Apadana Freedom Foundation
Culture matters: What the American experience tells us

Culture matters: What the American experience tells us

The slogan ‘ Make America Great Again(MAGA)’ was code for making America white again.

In the copious commentary on the ascendancy of populism of the Donald Trump variety, what has been egregiously elided over is the realm of culture. While this commentary has been both the plain vanilla variety and of a profound nature, typically what has been dwelt upon is politics, policy, globalisation (which partly has a cultural ingress)- all of which stand implicated in populism- the realm of culture, if dwelt upon, has only been alluded to. But it is all too important to be ignored- by omission or commission.

To get a handle on this particular theme, I will briefly touch upon policy, politics and globalisation, and by elimination arrive at the conclusion, to borrow a phrase from the late Samuel Huntington, ‘ Why Culture Matters’.

Consider the domain of policy. It is held that the ‘neoliberal’ policy straitjacket best encapsulated in economic terms in the ‘Washington Consensus’, that proselytized openness, free trade and capital flows led to ‘unintended consequences’ that had perverse outcomes even in the United States. The proof that is adduced for this is the ‘de-industrialization that, among other things, led to the hollowing out of the working class in the country. Moreover, flowing from this brand of economics and its primacy in the major institutions of global governance, the political economy consequences were skewed, in terms of income distribution, as gleaned from the Gini co-efficient and thereby had class conflict consequences.

There is merit to these explanations but only up to a point. As in every trend or phenomenon, there was more than meets the proverbial eye. These sets of explanations, while partly, right, could be said to be reductive that do not entirely capture the complexity of the American condition.

Politically, ‘the end of ideology’, in the great Daniel Bell’s memorable phrase, in the United States and the West, broadly speaking, that had cleaved these societies, led to a focus on ‘’ which Bell calls, ‘ the expression and remaking of the self in order to achieve self-realization and self-fulfilment. And, in its search, there is a denial of any limits and boundaries to experience. It is a reaching out for all experience; nothing is forbidden, all is to be explored’. In this ‘quest’, lifestyle and choices thereof became the fulcrum around which politics foreground itself, especially on the left of the political spectrum.

With respect to globalisation, a combination of the foregoing focus of politics that led to liberal immigration policies and a quasi-Marxist analysis of the capitalist dynamic seeking new markets for consumption created a homogenizing dynamic within and without the United States. (By way of a disclaimer here, I disavow being a follower or adherent of any of the creeds). A cacophony over rights ensued and what emerged was the politics of multiculturalism.

In all these, culture was ignored and relegated to a postmodern chic ethic of relativism. It was also held to be a mere construct that would dissolve with the passage of time. But culture- in one sense, ‘a patterned way of life, and the artefact of history, ritual, religion and so on ‘ or in another parlance the superstructure of society, would not go away. On the contrary, it, in the United States, made a vociferous and vigorous comeback. The white superstructure of the country rebelled against what it saw as cultural encroachment on its turf- a condition deftly recognized by Donald Trump and responded to in the idiom of populism.

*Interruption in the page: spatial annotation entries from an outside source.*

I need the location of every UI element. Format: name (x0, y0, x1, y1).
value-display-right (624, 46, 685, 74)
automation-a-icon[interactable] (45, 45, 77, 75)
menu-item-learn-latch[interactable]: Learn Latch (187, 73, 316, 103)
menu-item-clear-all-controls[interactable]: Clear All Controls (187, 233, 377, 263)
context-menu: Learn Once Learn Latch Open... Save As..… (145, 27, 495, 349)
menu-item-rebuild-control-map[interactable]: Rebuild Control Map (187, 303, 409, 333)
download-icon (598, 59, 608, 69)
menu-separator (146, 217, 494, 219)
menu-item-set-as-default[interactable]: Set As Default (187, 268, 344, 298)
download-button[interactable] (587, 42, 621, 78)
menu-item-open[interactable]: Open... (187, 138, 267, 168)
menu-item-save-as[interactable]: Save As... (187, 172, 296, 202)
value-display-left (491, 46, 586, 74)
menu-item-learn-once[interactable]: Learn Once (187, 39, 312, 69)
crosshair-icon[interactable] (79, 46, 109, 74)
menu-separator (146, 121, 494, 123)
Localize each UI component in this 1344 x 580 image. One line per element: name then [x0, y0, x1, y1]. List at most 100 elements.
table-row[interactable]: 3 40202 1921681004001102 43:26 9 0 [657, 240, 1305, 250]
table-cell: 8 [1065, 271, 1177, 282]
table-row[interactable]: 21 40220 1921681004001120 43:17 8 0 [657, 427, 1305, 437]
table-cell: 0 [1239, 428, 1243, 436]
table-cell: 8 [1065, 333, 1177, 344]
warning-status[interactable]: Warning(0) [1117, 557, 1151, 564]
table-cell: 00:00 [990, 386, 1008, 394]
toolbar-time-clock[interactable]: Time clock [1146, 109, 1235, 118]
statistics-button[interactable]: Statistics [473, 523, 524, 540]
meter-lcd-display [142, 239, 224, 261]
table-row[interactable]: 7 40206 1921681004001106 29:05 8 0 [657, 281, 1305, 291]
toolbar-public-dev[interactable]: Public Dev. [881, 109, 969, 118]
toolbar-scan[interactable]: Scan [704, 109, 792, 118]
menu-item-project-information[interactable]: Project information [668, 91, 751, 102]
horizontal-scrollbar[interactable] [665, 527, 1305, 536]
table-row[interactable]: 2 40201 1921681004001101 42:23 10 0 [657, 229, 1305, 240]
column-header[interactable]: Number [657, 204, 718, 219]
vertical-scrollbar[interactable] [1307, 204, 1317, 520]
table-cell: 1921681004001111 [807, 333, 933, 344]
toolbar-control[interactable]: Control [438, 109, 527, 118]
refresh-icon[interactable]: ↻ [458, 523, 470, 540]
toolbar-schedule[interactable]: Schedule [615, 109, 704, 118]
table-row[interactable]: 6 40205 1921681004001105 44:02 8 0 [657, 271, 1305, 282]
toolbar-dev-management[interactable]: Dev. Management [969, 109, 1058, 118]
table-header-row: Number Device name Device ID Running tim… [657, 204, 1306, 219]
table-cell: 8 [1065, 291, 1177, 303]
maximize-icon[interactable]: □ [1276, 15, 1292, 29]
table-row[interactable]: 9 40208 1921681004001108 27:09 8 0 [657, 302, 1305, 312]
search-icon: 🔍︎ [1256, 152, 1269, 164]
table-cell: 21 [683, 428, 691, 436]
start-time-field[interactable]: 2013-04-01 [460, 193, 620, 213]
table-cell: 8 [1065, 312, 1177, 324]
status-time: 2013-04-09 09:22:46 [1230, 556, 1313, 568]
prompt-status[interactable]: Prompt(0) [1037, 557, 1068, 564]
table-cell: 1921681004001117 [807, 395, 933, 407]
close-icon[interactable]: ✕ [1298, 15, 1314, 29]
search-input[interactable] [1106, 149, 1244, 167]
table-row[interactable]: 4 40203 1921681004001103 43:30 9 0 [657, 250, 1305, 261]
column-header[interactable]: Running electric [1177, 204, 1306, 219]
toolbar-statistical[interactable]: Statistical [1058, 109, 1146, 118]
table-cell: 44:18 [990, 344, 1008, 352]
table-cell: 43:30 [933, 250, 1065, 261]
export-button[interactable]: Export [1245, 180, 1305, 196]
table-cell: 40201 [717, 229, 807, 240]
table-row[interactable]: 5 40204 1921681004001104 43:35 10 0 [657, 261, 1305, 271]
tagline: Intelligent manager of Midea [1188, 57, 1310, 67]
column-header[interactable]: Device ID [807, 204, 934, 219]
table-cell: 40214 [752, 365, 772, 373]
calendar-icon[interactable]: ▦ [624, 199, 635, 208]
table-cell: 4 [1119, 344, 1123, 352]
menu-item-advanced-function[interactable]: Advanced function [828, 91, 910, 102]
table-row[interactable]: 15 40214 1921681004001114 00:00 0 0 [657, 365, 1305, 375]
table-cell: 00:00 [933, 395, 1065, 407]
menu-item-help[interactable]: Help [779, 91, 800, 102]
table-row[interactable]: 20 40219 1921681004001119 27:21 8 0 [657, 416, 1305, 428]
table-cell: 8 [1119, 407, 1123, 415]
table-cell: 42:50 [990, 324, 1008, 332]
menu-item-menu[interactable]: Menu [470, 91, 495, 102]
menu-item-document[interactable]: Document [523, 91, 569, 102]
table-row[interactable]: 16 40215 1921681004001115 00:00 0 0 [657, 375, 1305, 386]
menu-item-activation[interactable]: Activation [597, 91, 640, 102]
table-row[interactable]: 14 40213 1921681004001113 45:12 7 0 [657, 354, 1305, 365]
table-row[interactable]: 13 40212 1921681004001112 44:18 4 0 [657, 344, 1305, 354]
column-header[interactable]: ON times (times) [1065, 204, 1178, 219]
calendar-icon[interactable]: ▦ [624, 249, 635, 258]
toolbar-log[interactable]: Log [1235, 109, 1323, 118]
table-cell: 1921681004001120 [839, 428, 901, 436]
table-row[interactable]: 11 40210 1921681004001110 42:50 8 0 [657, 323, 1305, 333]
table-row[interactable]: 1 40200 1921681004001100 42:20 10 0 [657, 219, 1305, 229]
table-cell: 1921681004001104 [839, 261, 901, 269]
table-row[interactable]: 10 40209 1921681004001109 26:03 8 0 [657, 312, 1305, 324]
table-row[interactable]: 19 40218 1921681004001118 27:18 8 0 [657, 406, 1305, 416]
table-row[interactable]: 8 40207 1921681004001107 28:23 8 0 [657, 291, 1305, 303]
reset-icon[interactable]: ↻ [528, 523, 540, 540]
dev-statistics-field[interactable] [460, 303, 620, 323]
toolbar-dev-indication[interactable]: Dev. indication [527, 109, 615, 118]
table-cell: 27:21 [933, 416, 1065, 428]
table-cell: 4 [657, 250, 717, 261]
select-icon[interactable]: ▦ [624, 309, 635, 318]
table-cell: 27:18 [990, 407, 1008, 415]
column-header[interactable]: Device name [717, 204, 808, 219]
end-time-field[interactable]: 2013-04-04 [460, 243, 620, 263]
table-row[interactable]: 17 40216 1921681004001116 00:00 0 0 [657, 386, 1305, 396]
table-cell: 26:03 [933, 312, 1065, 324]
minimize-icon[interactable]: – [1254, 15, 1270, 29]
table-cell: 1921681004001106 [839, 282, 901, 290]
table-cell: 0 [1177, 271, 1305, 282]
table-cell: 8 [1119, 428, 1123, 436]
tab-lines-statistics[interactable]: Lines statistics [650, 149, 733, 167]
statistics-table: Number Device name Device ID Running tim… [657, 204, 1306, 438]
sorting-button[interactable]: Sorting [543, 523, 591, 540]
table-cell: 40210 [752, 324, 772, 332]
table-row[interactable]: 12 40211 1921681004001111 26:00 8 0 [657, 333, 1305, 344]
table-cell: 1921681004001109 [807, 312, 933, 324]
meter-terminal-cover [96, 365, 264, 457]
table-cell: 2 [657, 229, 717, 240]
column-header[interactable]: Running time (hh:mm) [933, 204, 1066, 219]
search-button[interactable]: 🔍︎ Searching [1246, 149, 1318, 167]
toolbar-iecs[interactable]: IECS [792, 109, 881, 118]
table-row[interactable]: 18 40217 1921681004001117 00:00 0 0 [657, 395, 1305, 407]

The slogan ‘ Make America Great Again(MAGA)’ was code for making America white again. While many saw this colour coded slogan in racial terms (which it was to some extent) , but its gravamen was cultural. Validated by demographic change in the United States, the white superstructure of the country perceived itself under siege and on the cusp of being a minority, and thereby the United States losing its ‘essential’ character.

While all the explanations referred to in this essay have merit, but this is not proportional. In the final analysis, it was and is a culture that trumped policy and politics, even as each contributed to the clamour for its revival. Delineating this vital aspect is well and fine, but what lessons can be drawn from it?

The answer, at the risk of being tautological is, ‘ culture matters’.

These must-have policy implications. Conventionally and typically, policy formulation and execution is focused on ideation, process and output(or outcome). These are both constants and variables that go into the craft of policymaking. But as the American experience suggests, when crafted in isolation and when culture and cultural issues are not considered, in the least, as important variables, policy(ies) can have perverse consequences.

Lest the world is unmoored and be caught in a maelstrom of policy and political ideas that are merely informed by reason and rationality, it then is in the nature of an imperative to consider culture as a vital component in policymaking, in its own right. The United States illustrates this all too vividly. Let the world take note.